Les embryons se développent en larves mobile, qui finissent par prendre racine dans un substrat. Les substrats sont ensuite replantés à maturité sur le récif.

Cette dernière preuve, détaillée dans la revue Global Ecology and Conservation, prouve que leur méthode est capable de créer des coraux qui peuvent se reproduire dans la nature et  ainsi de contribuer à la diversité génétique d’une colonie.

Traduction de l’Anglais par Marie

AMSTERDAM, Netherlands, Jan. 29 (UPI) — Rising ocean temperatures are a significant threat to coral.

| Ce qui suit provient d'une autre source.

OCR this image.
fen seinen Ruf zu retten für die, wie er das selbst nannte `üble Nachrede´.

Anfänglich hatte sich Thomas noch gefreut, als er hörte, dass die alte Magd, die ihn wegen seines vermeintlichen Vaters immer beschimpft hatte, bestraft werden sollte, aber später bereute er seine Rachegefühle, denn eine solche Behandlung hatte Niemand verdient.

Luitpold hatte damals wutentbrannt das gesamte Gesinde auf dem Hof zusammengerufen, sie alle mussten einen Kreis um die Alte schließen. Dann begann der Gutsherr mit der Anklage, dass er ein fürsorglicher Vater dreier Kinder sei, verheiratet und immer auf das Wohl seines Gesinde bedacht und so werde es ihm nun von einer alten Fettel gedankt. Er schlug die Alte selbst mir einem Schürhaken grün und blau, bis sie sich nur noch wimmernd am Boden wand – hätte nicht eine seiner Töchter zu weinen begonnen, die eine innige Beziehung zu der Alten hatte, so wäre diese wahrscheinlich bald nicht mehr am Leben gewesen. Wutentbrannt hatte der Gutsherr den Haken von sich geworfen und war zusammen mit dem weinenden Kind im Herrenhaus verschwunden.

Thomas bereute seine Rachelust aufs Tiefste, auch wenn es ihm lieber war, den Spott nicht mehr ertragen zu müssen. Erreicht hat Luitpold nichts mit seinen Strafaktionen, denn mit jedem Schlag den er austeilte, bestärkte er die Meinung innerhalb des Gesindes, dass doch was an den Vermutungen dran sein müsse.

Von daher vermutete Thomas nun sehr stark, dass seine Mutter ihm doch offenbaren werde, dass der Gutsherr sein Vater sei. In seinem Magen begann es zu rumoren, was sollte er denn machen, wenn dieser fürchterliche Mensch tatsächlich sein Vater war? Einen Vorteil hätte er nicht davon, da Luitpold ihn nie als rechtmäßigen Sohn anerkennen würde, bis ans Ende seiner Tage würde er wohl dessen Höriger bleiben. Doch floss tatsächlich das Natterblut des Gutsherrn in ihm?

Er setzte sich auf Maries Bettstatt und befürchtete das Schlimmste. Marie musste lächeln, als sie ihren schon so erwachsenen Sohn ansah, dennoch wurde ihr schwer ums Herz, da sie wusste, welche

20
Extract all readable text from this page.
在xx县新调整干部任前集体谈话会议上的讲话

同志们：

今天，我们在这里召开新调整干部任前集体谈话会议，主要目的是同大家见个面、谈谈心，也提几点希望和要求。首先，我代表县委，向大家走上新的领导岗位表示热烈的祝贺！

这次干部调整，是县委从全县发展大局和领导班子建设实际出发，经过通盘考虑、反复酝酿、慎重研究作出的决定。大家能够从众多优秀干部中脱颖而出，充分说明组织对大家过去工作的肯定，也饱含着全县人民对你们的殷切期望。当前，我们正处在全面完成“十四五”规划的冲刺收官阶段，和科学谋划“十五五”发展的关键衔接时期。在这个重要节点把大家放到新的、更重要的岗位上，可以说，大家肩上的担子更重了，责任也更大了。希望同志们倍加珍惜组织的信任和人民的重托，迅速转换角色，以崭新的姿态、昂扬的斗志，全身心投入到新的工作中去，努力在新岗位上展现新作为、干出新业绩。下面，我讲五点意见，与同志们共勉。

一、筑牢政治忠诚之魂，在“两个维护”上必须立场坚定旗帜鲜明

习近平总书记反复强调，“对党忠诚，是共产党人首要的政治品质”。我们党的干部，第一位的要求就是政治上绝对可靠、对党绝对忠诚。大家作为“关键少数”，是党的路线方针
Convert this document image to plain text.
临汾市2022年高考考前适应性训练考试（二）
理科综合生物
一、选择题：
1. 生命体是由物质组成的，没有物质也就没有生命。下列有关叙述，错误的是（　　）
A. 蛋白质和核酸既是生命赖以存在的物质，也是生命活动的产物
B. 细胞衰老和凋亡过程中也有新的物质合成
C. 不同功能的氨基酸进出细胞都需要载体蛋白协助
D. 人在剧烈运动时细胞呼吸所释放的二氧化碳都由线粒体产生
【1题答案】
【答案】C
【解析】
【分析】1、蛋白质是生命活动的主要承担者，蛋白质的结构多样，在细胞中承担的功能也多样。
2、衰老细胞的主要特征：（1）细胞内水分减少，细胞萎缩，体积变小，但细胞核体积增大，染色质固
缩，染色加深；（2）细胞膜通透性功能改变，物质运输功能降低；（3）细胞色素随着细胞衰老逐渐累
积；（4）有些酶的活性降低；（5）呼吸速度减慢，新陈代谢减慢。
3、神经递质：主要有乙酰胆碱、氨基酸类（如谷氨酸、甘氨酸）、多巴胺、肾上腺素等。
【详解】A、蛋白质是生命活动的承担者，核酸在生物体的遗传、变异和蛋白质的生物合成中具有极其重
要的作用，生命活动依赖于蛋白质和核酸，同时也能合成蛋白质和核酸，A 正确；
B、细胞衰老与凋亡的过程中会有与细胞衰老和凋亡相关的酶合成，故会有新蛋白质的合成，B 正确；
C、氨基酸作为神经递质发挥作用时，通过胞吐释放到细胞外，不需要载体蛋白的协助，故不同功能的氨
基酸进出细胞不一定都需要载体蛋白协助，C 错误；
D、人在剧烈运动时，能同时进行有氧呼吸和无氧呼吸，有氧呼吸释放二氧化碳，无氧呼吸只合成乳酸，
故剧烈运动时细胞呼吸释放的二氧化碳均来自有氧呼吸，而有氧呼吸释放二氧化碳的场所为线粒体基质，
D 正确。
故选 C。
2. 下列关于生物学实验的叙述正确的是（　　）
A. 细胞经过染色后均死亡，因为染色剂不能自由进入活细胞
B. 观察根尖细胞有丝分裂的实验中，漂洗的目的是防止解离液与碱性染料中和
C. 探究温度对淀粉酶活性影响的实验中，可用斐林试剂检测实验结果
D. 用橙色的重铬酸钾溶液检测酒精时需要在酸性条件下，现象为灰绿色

Perhaps second only to phytoplankton, healthy coral communities are one of the most vital components of marine biodiversity.

But coral research has mostly produced bad news recently. Over the last four decades, as much as 80 percent of all coral in the Caribbean has disappeared.

There is a bit of good news, however. For the first time, coral raised in a lab has been successfully integrated into a wild population and reproduced on its own.

« In 2011, offspring of the critically endangered elkhorn coral (Acropora palmata) were reared from gametes collected in the field and were outplanted to a reef one year later, » Valerie Chamberland, a coral reef ecologist working at non profit conservation group SECORE, said in a news release.

« In four years, these branching corals have grown to a size of a soccer ball and reproduced, simultaneously with their natural population, in September 2015, » Chamberland continued. « This event marks the first ever successful rearing of a threatened Caribbean coral species to its reproductive age. »

SECORE’s efforts are just one of many coral restoration projects going on around the world, but its techniques for coral regeneration make it unique.

Most coral conservation efforts involve what’s called coral gardening, whereby small fragments of coral and taken and cared for in the lab. After growing to a healthy size, they are replanted on the reef. This limits the expansion of genetic diversity, as the same gene combinations are added back to the coral community.

SECORE scientists, with the help of researchers from the University of Amsterdam and the Carmabi Marine Research Station in Curacao, have developed a technique for producing coral embryos using vitro fertilization in the lab.

The embryos develop into mobile larvae, which eventually take up residence in a substrate. The maturing substrates are then replanted on the reef.

The latest evidence, detailed in the journal Global Ecology and Conservation, prove their method is capable of creating coral that can reproduce in the wild — and contribute to a colony’s genetic diversity.